France is not alone in its appalling behavior. Belgium, too, is prosecuting citizens under the controversial “crime of solidarity” towards illegal migrants. Denmark confiscates the valuables of anybody who has the temerity to apply for asylum there. Last month, a center-right minister in Copenhagen suggested that Muslims in certain jobs should be banned from working during Ramadan. It won’t be long until someone suggests barring them from certain professions altogether.
And Germany — ach, Germany. The country that saved the continent’s dignity three years ago is now so transfixed by its own xenophobic far right that the question of whether to allow in a few thousands of relatives from the refugees’ home countries caused coalition talks to fail last year. And now the government is on the verge of collapse because right-wingers want to crack down even harder on immigration.
In neighboring Austria, a young and ambitious chancellor who governs with the far right has called for an “axis of the willing” with Italy and Germany to combat illegal immigration. A right-wing axis from Berlin to Rome — that sure has a ring to it.
Bring in warships
So maybe the Axis should live up to its name and bring in warships to sink the migrants’ dinghies. Nothing short of this will stop desperate people with nothing to lose from attempting to come to Europe. No one embarks on a dangerous journey across the Sahara and then on unseaworthy boats without a truly compelling reason.
Or perhaps EU politicians should instead grow a conscience and stop selling their souls for a few far-right votes. Pedro Sánchez of Spain has put Mr. Macron, Ms. Merkel and Italy's Matteo Salvini to shame. Spain is a troubled country — it has high unemployment, a struggling economy and is mired in its worst political crisis in decades as Catalonia tries to secede. And with the Moroccan coast clearly visible from its southernmost region, it is also on the front line of the refugee crisis. More than 10,000 migrants arrived there by sea this year alone. Yet most Spaniards don’t blame immigrants for all their ills or vote for far-right parties to keep them out. The Spanish prime minister didn’t think twice about doing the right thing.

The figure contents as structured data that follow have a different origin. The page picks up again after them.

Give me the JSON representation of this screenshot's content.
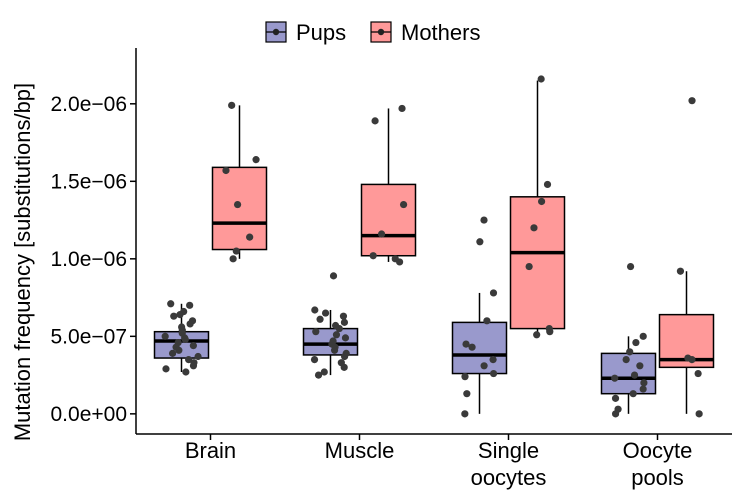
{
  "chart_data": {
    "type": "box",
    "title": "",
    "xlabel": "",
    "ylabel": "Mutation frequency [substitutions/bp]",
    "ylim": [
      -1.3e-07,
      2.36e-06
    ],
    "yticks": [
      0,
      5e-07,
      1e-06,
      1.5e-06,
      2e-06
    ],
    "ytick_labels": [
      "0.0e+00",
      "5.0e−07",
      "1.0e−06",
      "1.5e−06",
      "2.0e−06"
    ],
    "categories": [
      {
        "lines": [
          "Brain"
        ]
      },
      {
        "lines": [
          "Muscle"
        ]
      },
      {
        "lines": [
          "Single",
          "oocytes"
        ]
      },
      {
        "lines": [
          "Oocyte",
          "pools"
        ]
      }
    ],
    "legend": {
      "position": "top"
    },
    "series": [
      {
        "name": "Pups",
        "fill": "#9999cc",
        "boxes": [
          {
            "q1": 3.6e-07,
            "median": 4.7e-07,
            "q3": 5.3e-07,
            "whisker_low": 2.7e-07,
            "whisker_high": 7.1e-07,
            "points": [
              7.1e-07,
              7e-07,
              6.6e-07,
              6.4e-07,
              6.3e-07,
              6e-07,
              5.8e-07,
              5.6e-07,
              5.4e-07,
              5.2e-07,
              5e-07,
              4.9e-07,
              4.8e-07,
              4.6e-07,
              4.4e-07,
              4.3e-07,
              4.1e-07,
              3.9e-07,
              3.7e-07,
              3.5e-07,
              3.3e-07,
              3.1e-07,
              2.9e-07,
              2.7e-07
            ]
          },
          {
            "q1": 3.8e-07,
            "median": 4.5e-07,
            "q3": 5.5e-07,
            "whisker_low": 2.5e-07,
            "whisker_high": 6.7e-07,
            "points": [
              8.9e-07,
              6.7e-07,
              6.5e-07,
              6.3e-07,
              6.1e-07,
              5.9e-07,
              5.7e-07,
              5.5e-07,
              5.3e-07,
              5.1e-07,
              4.9e-07,
              4.7e-07,
              4.5e-07,
              4.3e-07,
              4.1e-07,
              3.9e-07,
              3.7e-07,
              3.5e-07,
              3.3e-07,
              3e-07,
              2.7e-07,
              2.5e-07
            ]
          },
          {
            "q1": 2.6e-07,
            "median": 3.8e-07,
            "q3": 5.9e-07,
            "whisker_low": 0,
            "whisker_high": 7.8e-07,
            "points": [
              1.25e-06,
              1.11e-06,
              7.8e-07,
              6e-07,
              4.5e-07,
              4.3e-07,
              3.5e-07,
              3.1e-07,
              2.6e-07,
              2.4e-07,
              1.3e-07,
              0
            ]
          },
          {
            "q1": 1.3e-07,
            "median": 2.3e-07,
            "q3": 3.9e-07,
            "whisker_low": 0,
            "whisker_high": 5e-07,
            "points": [
              9.5e-07,
              5e-07,
              4.6e-07,
              4e-07,
              3.5e-07,
              3.1e-07,
              2.5e-07,
              2.3e-07,
              2e-07,
              1.6e-07,
              1.3e-07,
              1e-07,
              3e-08,
              0
            ]
          }
        ]
      },
      {
        "name": "Mothers",
        "fill": "#ff9999",
        "boxes": [
          {
            "q1": 1.06e-06,
            "median": 1.23e-06,
            "q3": 1.59e-06,
            "whisker_low": 1e-06,
            "whisker_high": 1.99e-06,
            "points": [
              1.99e-06,
              1.64e-06,
              1.57e-06,
              1.35e-06,
              1.14e-06,
              1.05e-06,
              1e-06
            ]
          },
          {
            "q1": 1.02e-06,
            "median": 1.15e-06,
            "q3": 1.48e-06,
            "whisker_low": 9.8e-07,
            "whisker_high": 1.97e-06,
            "points": [
              1.97e-06,
              1.89e-06,
              1.35e-06,
              1.16e-06,
              1.02e-06,
              1e-06,
              9.8e-07
            ]
          },
          {
            "q1": 5.5e-07,
            "median": 1.04e-06,
            "q3": 1.4e-06,
            "whisker_low": 5.1e-07,
            "whisker_high": 2.15e-06,
            "points": [
              2.16e-06,
              1.48e-06,
              1.37e-06,
              1.2e-06,
              9.5e-07,
              5.5e-07,
              5.3e-07,
              5.1e-07
            ]
          },
          {
            "q1": 3e-07,
            "median": 3.5e-07,
            "q3": 6.4e-07,
            "whisker_low": 0,
            "whisker_high": 9.2e-07,
            "points": [
              2.02e-06,
              9.2e-07,
              3.6e-07,
              3.5e-07,
              2.6e-07,
              0
            ]
          }
        ]
      }
    ]
  }
}
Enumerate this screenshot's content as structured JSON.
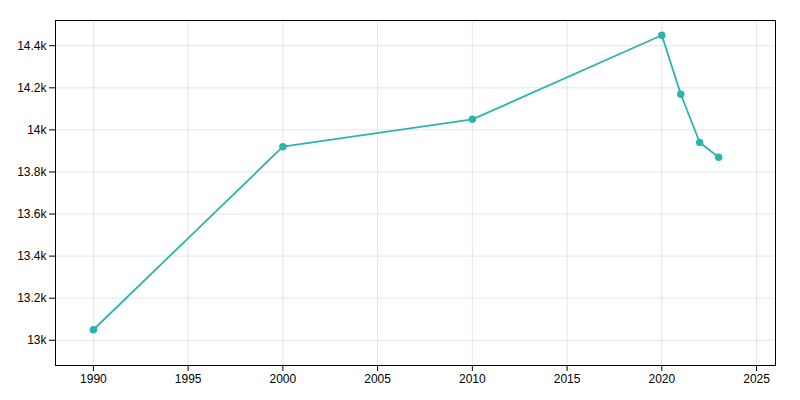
{
  "chart_data": {
    "type": "line",
    "x": [
      1990,
      2000,
      2010,
      2020,
      2021,
      2022,
      2023
    ],
    "values": [
      13050,
      13920,
      14050,
      14450,
      14170,
      13940,
      13870
    ],
    "color": "#2ab5b0",
    "marker": "circle",
    "xlim": [
      1988,
      2026
    ],
    "xticks": [
      1990,
      1995,
      2000,
      2005,
      2010,
      2015,
      2020,
      2025
    ],
    "ylim": [
      12880,
      14520
    ],
    "yticks": [
      {
        "value": 13000,
        "label": "13k"
      },
      {
        "value": 13200,
        "label": "13.2k"
      },
      {
        "value": 13400,
        "label": "13.4k"
      },
      {
        "value": 13600,
        "label": "13.6k"
      },
      {
        "value": 13800,
        "label": "13.8k"
      },
      {
        "value": 14000,
        "label": "14k"
      },
      {
        "value": 14200,
        "label": "14.2k"
      },
      {
        "value": 14400,
        "label": "14.4k"
      }
    ],
    "grid": true
  }
}
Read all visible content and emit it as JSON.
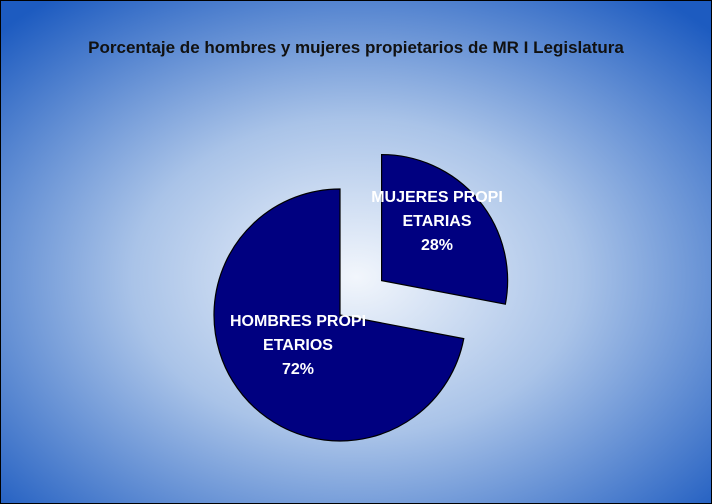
{
  "chart_data": {
    "type": "pie",
    "title": "Porcentaje de hombres y mujeres propietarios de MR I Legislatura",
    "categories": [
      "MUJERES PROPIETARIAS",
      "HOMBRES PROPIETARIOS"
    ],
    "values": [
      28,
      72
    ],
    "value_labels": [
      "28%",
      "72%"
    ],
    "color": "#000080"
  }
}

So if Spain can do it, why not the rest of the EU? It will take many years until significant progress is made to solve the root causes of the migrant crisis. In the meantime, we need to put the problems into perspective. Europe is the richest continent in the world and certainly can handle a few thousand migrants in a dignified manner.
But all the hemming and hawing has not helped. If France and other EU countries had respected their pledges to support Italy instead of bickering, the far right probably wouldn’t be in power in Rome now. And the EU could be working on solving its more pressing problems, and there are plenty.